Traditional courtyards built around climate control… not art
October 16, 2012 - Researchers from the University of Seville (Spain) have used mathematical tools to assess what has apparently been known for centuries: the temperature inside the typical Mediterranean courtyard is cooler than that of the street. Though seemingly common sense, understanding such information in detail helps to save energy and money—the objective of eco-efficient buildings.
By Anthony Capkun
The inhabitants of Mediterranean regions have known for centuries that, during the summer, their courtyards are cooler than the street. “Why then put air-conditioning extractor units on rooftops or outer walls when we could save energy by taking the cooler air from inside the courtyard,” suggests architect Juan Manuel Rojas.
Along with two lecturers at the University of Seville, the researcher has developed a mathematical tool that for the first time assesses the thermodynamic behaviour of the courtyard.
These spaces create a mixture of phenomena: stratification (hot air rises and cold air falls); convection (the walls heated throughout the day project air upwards); and flow patterns (whirlwind formation depending on the geometry of the space), Rojas explains.
All of this information is brought together in a program using specific data on the local climate (average temperatures and wind speed) and that of the courtyard itself (height, width, the materials from which it was built) as not all absorb the same levels of radiation. The result is a ‘film’ showing air evolution throughout the day.

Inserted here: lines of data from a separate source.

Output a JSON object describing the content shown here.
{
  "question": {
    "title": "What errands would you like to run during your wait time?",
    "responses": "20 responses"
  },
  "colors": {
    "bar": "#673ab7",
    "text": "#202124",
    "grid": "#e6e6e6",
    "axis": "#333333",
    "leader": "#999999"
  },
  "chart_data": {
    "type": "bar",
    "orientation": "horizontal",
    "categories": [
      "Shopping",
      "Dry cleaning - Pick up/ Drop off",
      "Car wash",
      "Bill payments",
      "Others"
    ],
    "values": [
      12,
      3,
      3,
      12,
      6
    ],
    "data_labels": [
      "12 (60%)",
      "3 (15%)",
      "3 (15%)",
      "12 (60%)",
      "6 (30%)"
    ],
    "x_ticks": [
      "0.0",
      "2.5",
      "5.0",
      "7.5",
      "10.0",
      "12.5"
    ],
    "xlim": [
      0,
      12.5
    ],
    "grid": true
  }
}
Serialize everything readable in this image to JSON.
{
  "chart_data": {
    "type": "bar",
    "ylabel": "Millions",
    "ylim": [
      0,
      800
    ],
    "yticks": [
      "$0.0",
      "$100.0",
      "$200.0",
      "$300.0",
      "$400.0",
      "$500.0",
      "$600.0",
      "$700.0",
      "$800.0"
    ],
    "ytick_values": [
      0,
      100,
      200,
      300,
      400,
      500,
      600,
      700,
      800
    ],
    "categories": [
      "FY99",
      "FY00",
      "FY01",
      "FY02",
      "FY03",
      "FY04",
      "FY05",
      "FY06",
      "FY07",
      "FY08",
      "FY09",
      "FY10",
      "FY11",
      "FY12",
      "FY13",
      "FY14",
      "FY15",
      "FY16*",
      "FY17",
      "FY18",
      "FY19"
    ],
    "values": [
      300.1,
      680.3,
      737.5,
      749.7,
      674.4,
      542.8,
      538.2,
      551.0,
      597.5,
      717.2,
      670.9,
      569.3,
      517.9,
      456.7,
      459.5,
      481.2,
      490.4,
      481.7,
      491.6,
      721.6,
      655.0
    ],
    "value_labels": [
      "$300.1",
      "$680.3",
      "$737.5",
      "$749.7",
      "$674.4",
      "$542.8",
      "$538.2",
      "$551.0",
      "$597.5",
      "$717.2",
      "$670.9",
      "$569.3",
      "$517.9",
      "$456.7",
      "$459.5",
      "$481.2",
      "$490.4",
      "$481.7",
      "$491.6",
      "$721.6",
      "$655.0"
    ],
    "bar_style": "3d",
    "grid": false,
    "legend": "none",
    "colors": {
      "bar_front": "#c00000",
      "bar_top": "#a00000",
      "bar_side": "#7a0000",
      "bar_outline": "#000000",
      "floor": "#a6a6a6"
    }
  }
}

“The model allows for the thermal advantages of the courtyards to be assessed. In turn, this provides new design possibilities for more efficient and sustainable buildings without going over budget,” outlines the architect, who demands that the knowledge and wisdom used for over 4000 years continues in the construction of modern buildings.
The researcher’s model has been put to the test in a hotel in Malaga (Monte Malaga) following the thermodynamic strategies of the courtyard for an overall improvement in their energy efficiency. The hotel is air-conditioned by taking the air from the lower part of the courtyard, which can be up to 9 C cooler than outside in the summer. This translates as a financial and energy saving, as the building consumes half the energy of the surrounding buildings.
“The deepest and narrowest courtyards work better in hotter regions, whereas more open ones work better in the North, as we can see by simply searching on Google Maps,” says Rojas, who believes that climate—not culture or art—has conditioned the most appropriate courtyard type according to region, which has then been continued due to tradition.